Les Zoulous pensent que les pangolins annoncent la sécheresse et qu’il faut donc les tuer pour éviter que la région ne souffre. Eux aussi utilisent les écailles comme talismans qui ornent très souvent les tenues traditionnelles. Au Zimbabwe, il est de coutume d’offrir à un chef ou à un responsable local un pangolin pour sa consommation. Le président Mugabe s’est vu très souvent offrir de nombreux exemplaires pour renforcer son pouvoir. Au Congo et au Gabon, sa chair est particulièrement appréciée, et proposer à ses convives un repas à base de pangolin est un acte gratifiant. Au Nigéria, c’est la viande de brousse la plus appréciée, et dans de nombreuses ethnies, il est considéré comme un « juju », c’est-à-dire un gri-gri qui protège les âmes. Certaines parties de son corps (cœur, intestins, tête) sont considérées comme capables de soigner l’asthme et quelques affections cardio-pulmonaires.
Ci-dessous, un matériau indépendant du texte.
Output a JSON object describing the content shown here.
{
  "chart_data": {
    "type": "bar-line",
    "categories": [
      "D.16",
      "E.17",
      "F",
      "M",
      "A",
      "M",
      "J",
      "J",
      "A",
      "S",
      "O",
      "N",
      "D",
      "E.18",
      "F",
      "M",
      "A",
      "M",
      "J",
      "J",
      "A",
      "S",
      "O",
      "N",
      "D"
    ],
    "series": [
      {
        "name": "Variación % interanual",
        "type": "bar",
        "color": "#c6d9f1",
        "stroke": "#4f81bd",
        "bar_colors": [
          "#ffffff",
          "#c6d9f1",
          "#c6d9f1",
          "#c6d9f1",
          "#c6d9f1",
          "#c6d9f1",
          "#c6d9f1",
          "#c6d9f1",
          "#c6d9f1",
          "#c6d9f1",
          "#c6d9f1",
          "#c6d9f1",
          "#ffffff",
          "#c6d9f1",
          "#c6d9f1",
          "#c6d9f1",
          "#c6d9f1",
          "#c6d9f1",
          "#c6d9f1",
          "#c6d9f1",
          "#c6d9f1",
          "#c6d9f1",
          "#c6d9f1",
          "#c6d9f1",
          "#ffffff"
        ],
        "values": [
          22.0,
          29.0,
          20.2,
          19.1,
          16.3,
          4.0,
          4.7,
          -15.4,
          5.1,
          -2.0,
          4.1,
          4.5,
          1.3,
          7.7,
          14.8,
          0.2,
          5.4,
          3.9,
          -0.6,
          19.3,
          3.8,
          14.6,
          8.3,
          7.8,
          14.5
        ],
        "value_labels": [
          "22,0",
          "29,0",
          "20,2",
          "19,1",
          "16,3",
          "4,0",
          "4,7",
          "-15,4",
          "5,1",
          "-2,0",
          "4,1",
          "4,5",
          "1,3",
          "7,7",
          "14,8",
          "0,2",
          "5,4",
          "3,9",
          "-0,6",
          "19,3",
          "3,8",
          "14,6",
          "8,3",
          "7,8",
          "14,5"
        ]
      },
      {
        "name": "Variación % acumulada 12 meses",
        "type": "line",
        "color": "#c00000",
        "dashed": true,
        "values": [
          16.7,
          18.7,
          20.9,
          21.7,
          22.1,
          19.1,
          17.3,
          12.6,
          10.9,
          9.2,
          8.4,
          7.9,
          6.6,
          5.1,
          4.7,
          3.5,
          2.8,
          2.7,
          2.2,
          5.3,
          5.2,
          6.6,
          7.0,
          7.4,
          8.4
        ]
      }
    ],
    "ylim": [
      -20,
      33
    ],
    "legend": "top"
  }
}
La journée internationale du pangolin pour sensibiliser
La journée mondiale du pangolin est un événement célébré chaque année, le troisième samedi du mois de février. L’objectif est de sensibiliser le grand public sur les méfaits du braconnage des pangolins et de présenter les mesures mises en œuvre pour empêcher l’extinction complète des espèces. L’année 2016 a été une année spéciale pour les manidés : toutes les huit espèces de pangolins ont été inscrites à l’Annexe I lors de la 17e conférence des parties à la Convention sur le commerce international des espèces de faune et de flore sauvages menacées d’extinction (CITES). Cela signifie que le commerce international de toute forme de pangolin est strictement interdit. Les autorités et les médias chinois ont profité de cette journée spéciale pour intensifier leurs efforts afin de décourager les gens de manger l’animal et de les persuader de l’absence de valeur médicinale.
Des spécialistes ont récemment souligné que les résultats présentés par les ONG, qui dénoncent l’extinction probable de cette espèce, étaient surévalués, arguant du fait que l’IUCN classait les 4 espèces de pangolins africains uniquement comme « Vulnérable » (voir schéma suivant) et qu’il ne fallait donc pas exagérer la situation.
Il est vrai que les 4 espèces asiatiques sont classifiées en danger critique et les africaines « seulement » vulnérables. Pourtant, c’est exactement le même phénomène qui s’est produit pour les tigres et les rhinocéros. Quand l’Asie perdait ses derniers représentants de tigres ou de rhinocéros, on s’inquiétait moins de ce qui pouvait se passer en Afrique car les lions et les rhinocéros se trouvaient dans des catégories moins inquiétantes. A croire que l’être humain a la mémoire très courte …
Quelques mois après l’interdiction internationale de commerce des espèces prononcée par la CITES, les autorités de Shanghai ont saisi une énorme quantité d’écailles de pangolin de près de 3,5 tonnes, évaluée à plus de 2 millions de dollars sur le marché noir.
Le pangolin fait partie de ces espèces moins emblématiques que les rhinocéros, les éléphants ou les félins, qui créent moins d’émotion dans l’opinion, mais dont la disparition va considérablement perturber la biodiversité dans le monde.